Applications: CRM, marketing decisions, e-commerce
Where RFM really earns its keep is in marketing budget allocation. Champions (555, 554, 545) are worth VIP perks and upsell, since they'll convert on almost any offer. The Loyal group (455, 454) is your audience for cross-sell and referral programs. At Risk customers (high F and M but low R) call for win-back campaigns, maybe a discount or a personalized email. New customers (5-low-low) want a proper onboarding flow. As for the Lost bucket (111, 112), pouring more money in usually doesn't pay off, because the ROI runs negative. You'll see this in e-commerce, retail, SaaS churn analysis, really anywhere people buy more than once. HubSpot, Klaviyo and Salesforce all ship RFM segmentation out of the box.
FAQ
Why quintiles instead of fixed thresholds? Quintiles move with your customer base. The top 20% by spend is always the top 20%, no matter the size of the business or the time of year. A fixed cutoff (say, R$ 1,000 = high) falls apart the moment the market shifts.

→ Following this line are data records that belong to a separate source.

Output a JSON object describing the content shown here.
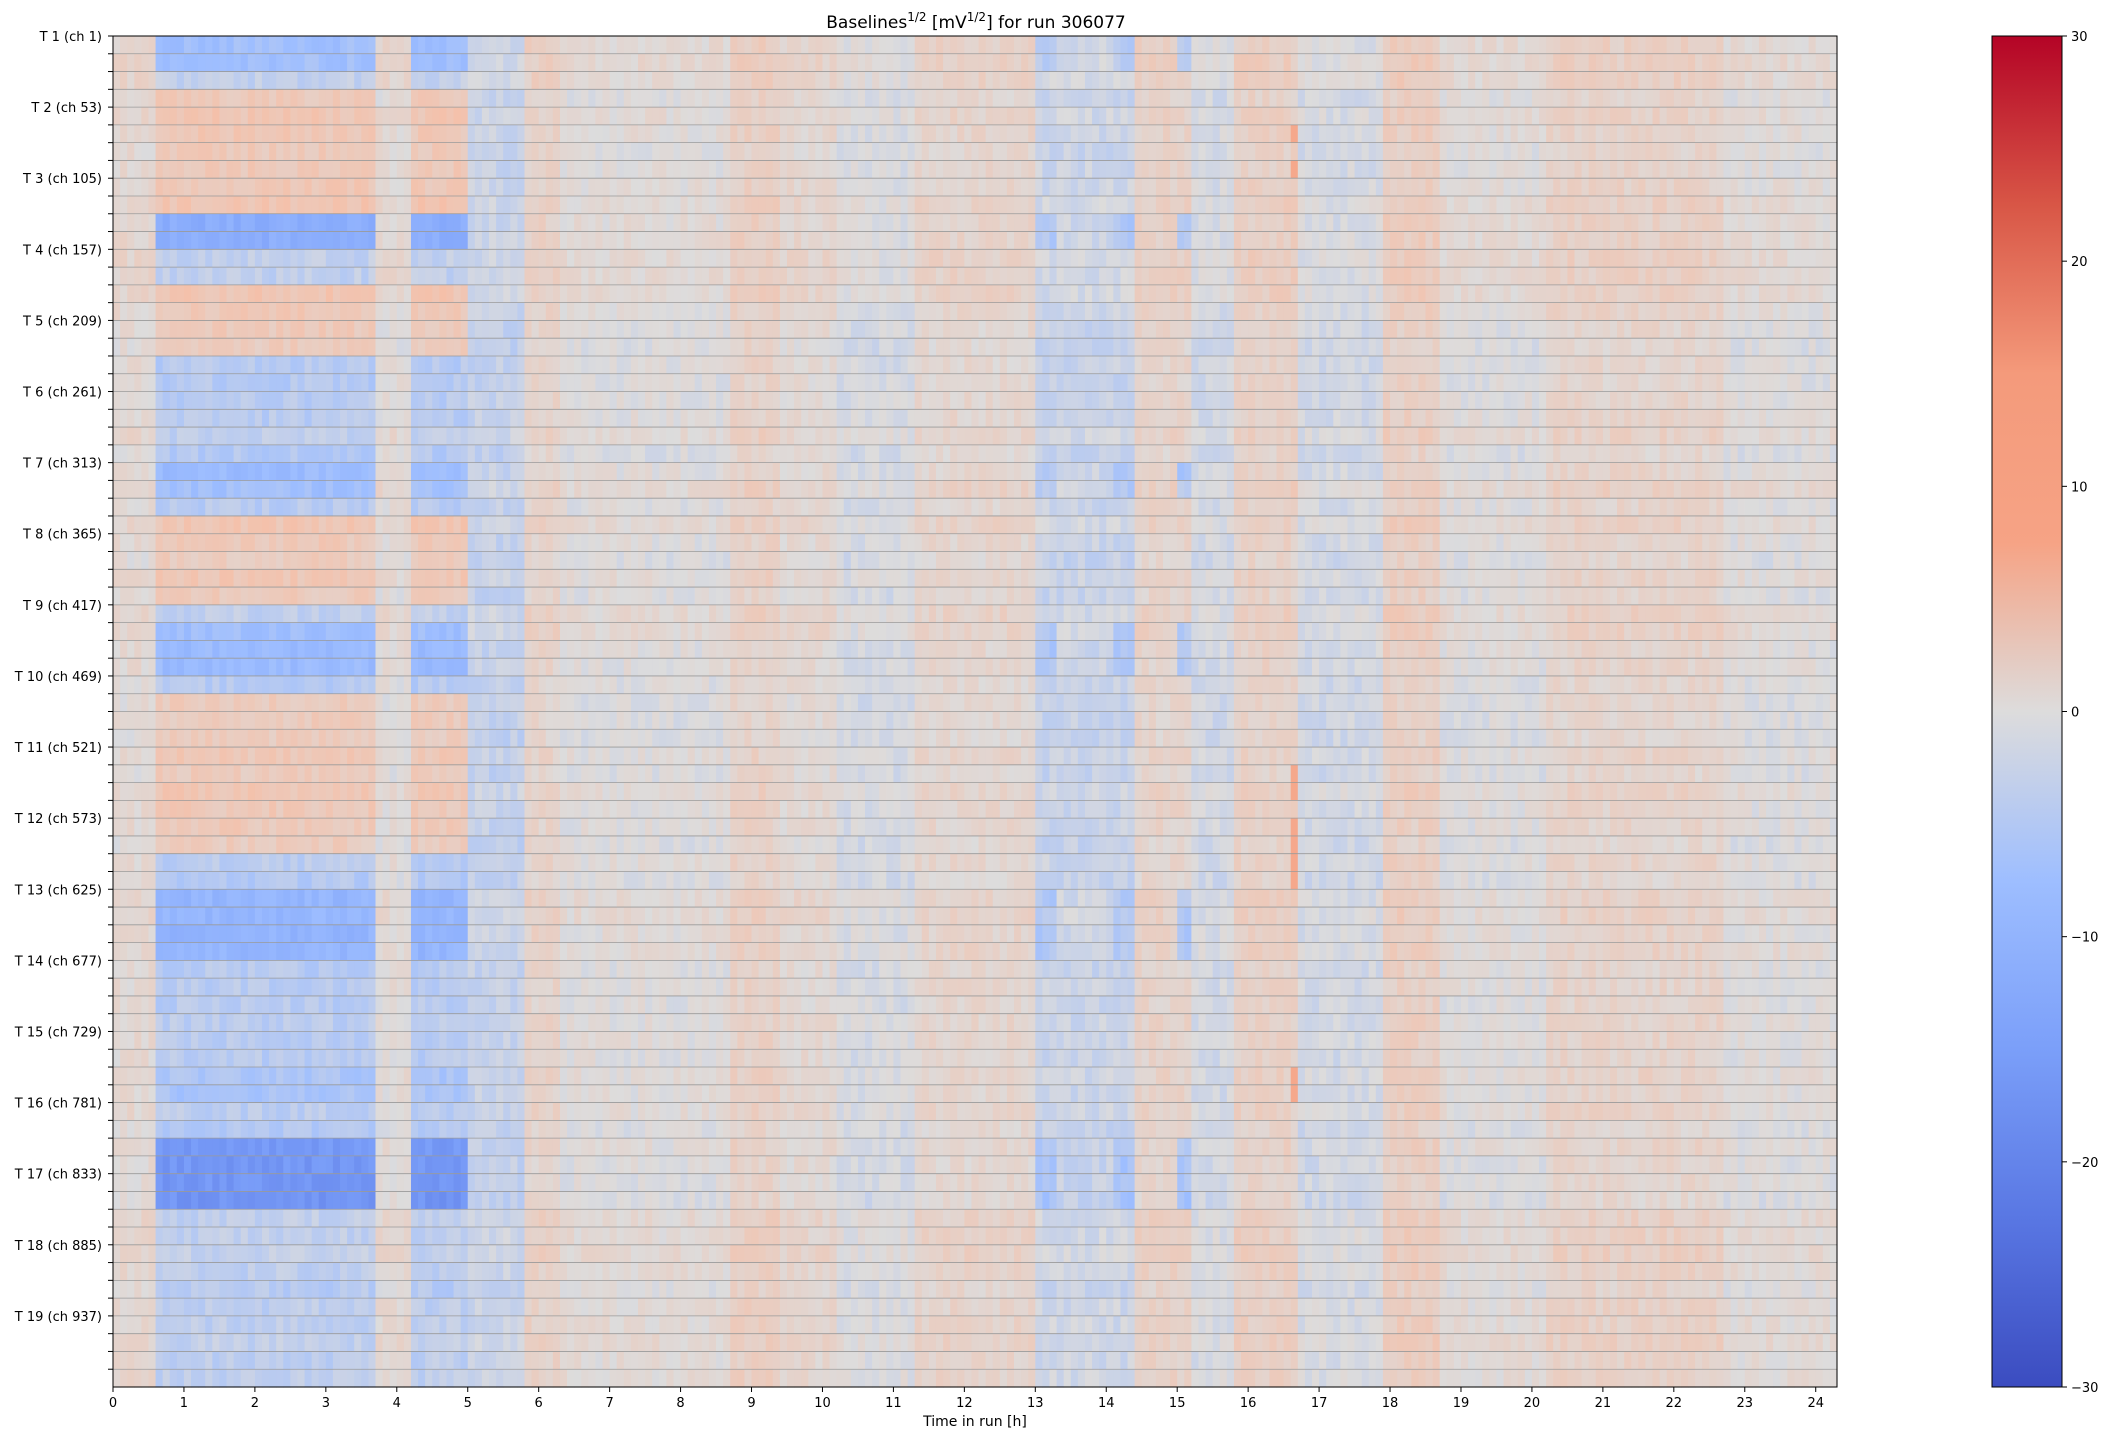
{
  "chart_data": [
    {
      "type": "heatmap",
      "title": {
        "prefix": "Baselines",
        "prefix_sup": "1/2",
        "middle": " [mV",
        "middle_sup": "1/2",
        "suffix": "] for run 306077"
      },
      "xlabel": "Time in run [h]",
      "ylabel": "",
      "xlim": [
        0,
        24.3
      ],
      "x_ticks": [
        0,
        1,
        2,
        3,
        4,
        5,
        6,
        7,
        8,
        9,
        10,
        11,
        12,
        13,
        14,
        15,
        16,
        17,
        18,
        19,
        20,
        21,
        22,
        23,
        24
      ],
      "x_tick_labels": [
        "0",
        "1",
        "2",
        "3",
        "4",
        "5",
        "6",
        "7",
        "8",
        "9",
        "10",
        "11",
        "12",
        "13",
        "14",
        "15",
        "16",
        "17",
        "18",
        "19",
        "20",
        "21",
        "22",
        "23",
        "24"
      ],
      "y_labels": [
        "T 1 (ch 1)",
        "T 2 (ch 53)",
        "T 3 (ch 105)",
        "T 4 (ch 157)",
        "T 5 (ch 209)",
        "T 6 (ch 261)",
        "T 7 (ch 313)",
        "T 8 (ch 365)",
        "T 9 (ch 417)",
        "T 10 (ch 469)",
        "T 11 (ch 521)",
        "T 12 (ch 573)",
        "T 13 (ch 625)",
        "T 14 (ch 677)",
        "T 15 (ch 729)",
        "T 16 (ch 781)",
        "T 17 (ch 833)",
        "T 18 (ch 885)",
        "T 19 (ch 937)"
      ],
      "rows": 76,
      "rows_per_label": 4,
      "time_bins": 243,
      "colormap": "coolwarm",
      "color_range": [
        -30,
        30
      ],
      "features": {
        "time_columns": [
          {
            "t0": 0.0,
            "t1": 0.65,
            "value": 1.5
          },
          {
            "t0": 0.65,
            "t1": 3.75,
            "value": -4.0
          },
          {
            "t0": 3.75,
            "t1": 4.2,
            "value": 1.0
          },
          {
            "t0": 4.2,
            "t1": 5.0,
            "value": -4.0
          },
          {
            "t0": 5.0,
            "t1": 5.8,
            "value": -2.5
          },
          {
            "t0": 5.8,
            "t1": 6.3,
            "value": 2.5
          },
          {
            "t0": 6.3,
            "t1": 8.7,
            "value": 0.5
          },
          {
            "t0": 8.7,
            "t1": 9.4,
            "value": 3.0
          },
          {
            "t0": 9.4,
            "t1": 10.2,
            "value": 1.5
          },
          {
            "t0": 10.2,
            "t1": 11.3,
            "value": -0.5
          },
          {
            "t0": 11.3,
            "t1": 13.0,
            "value": 2.0
          },
          {
            "t0": 13.0,
            "t1": 14.4,
            "value": -2.0
          },
          {
            "t0": 14.4,
            "t1": 15.2,
            "value": 2.5
          },
          {
            "t0": 15.2,
            "t1": 15.8,
            "value": -1.0
          },
          {
            "t0": 15.8,
            "t1": 16.7,
            "value": 3.0
          },
          {
            "t0": 16.7,
            "t1": 17.9,
            "value": -1.0
          },
          {
            "t0": 17.9,
            "t1": 18.7,
            "value": 3.5
          },
          {
            "t0": 18.7,
            "t1": 20.2,
            "value": 0.5
          },
          {
            "t0": 20.2,
            "t1": 22.7,
            "value": 2.5
          },
          {
            "t0": 22.7,
            "t1": 24.3,
            "value": 0.5
          }
        ],
        "strong_rows": [
          {
            "r0": 0,
            "r1": 2,
            "strength": 2.0
          },
          {
            "r0": 10,
            "r1": 12,
            "strength": 3.0
          },
          {
            "r0": 24,
            "r1": 26,
            "strength": 2.0
          },
          {
            "r0": 33,
            "r1": 36,
            "strength": 2.0
          },
          {
            "r0": 48,
            "r1": 52,
            "strength": 2.5
          },
          {
            "r0": 58,
            "r1": 60,
            "strength": 1.5
          },
          {
            "r0": 62,
            "r1": 66,
            "strength": 4.0
          }
        ],
        "warm_rows": [
          {
            "r0": 3,
            "r1": 10,
            "strength": 1.0
          },
          {
            "r0": 14,
            "r1": 18,
            "strength": 1.0
          },
          {
            "r0": 27,
            "r1": 32,
            "strength": 1.0
          },
          {
            "r0": 37,
            "r1": 46,
            "strength": 1.0
          }
        ],
        "hotspot": {
          "t": 16.65,
          "rows": [
            41,
            42,
            44,
            45,
            46,
            47,
            58,
            59,
            5,
            7
          ],
          "value": 12
        }
      }
    },
    {
      "type": "colorbar",
      "ticks": [
        30,
        20,
        10,
        0,
        -10,
        -20,
        -30
      ],
      "tick_labels": [
        "30",
        "20",
        "10",
        "0",
        "−10",
        "−20",
        "−30"
      ],
      "range": [
        -30,
        30
      ]
    }
  ]
}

Which dimension matters most? Most of the time it's Recency. A customer who hasn't bought in a year probably won't convert, however much they once spent. Some businesses weight things differently, though; in subscriptions, for instance, Frequency tends to dominate.
Does RFM work for B2B? It does, with a couple of tweaks. The windows get longer (Recency in months or quarters rather than days), and Monetary often becomes margin or contract value instead of raw spend.
RFM vs. cohort analysis? Think of RFM as a snapshot of who your customers are right now, while cohort analysis follows how groups evolve over time. You'd use them together, not one in place of the other.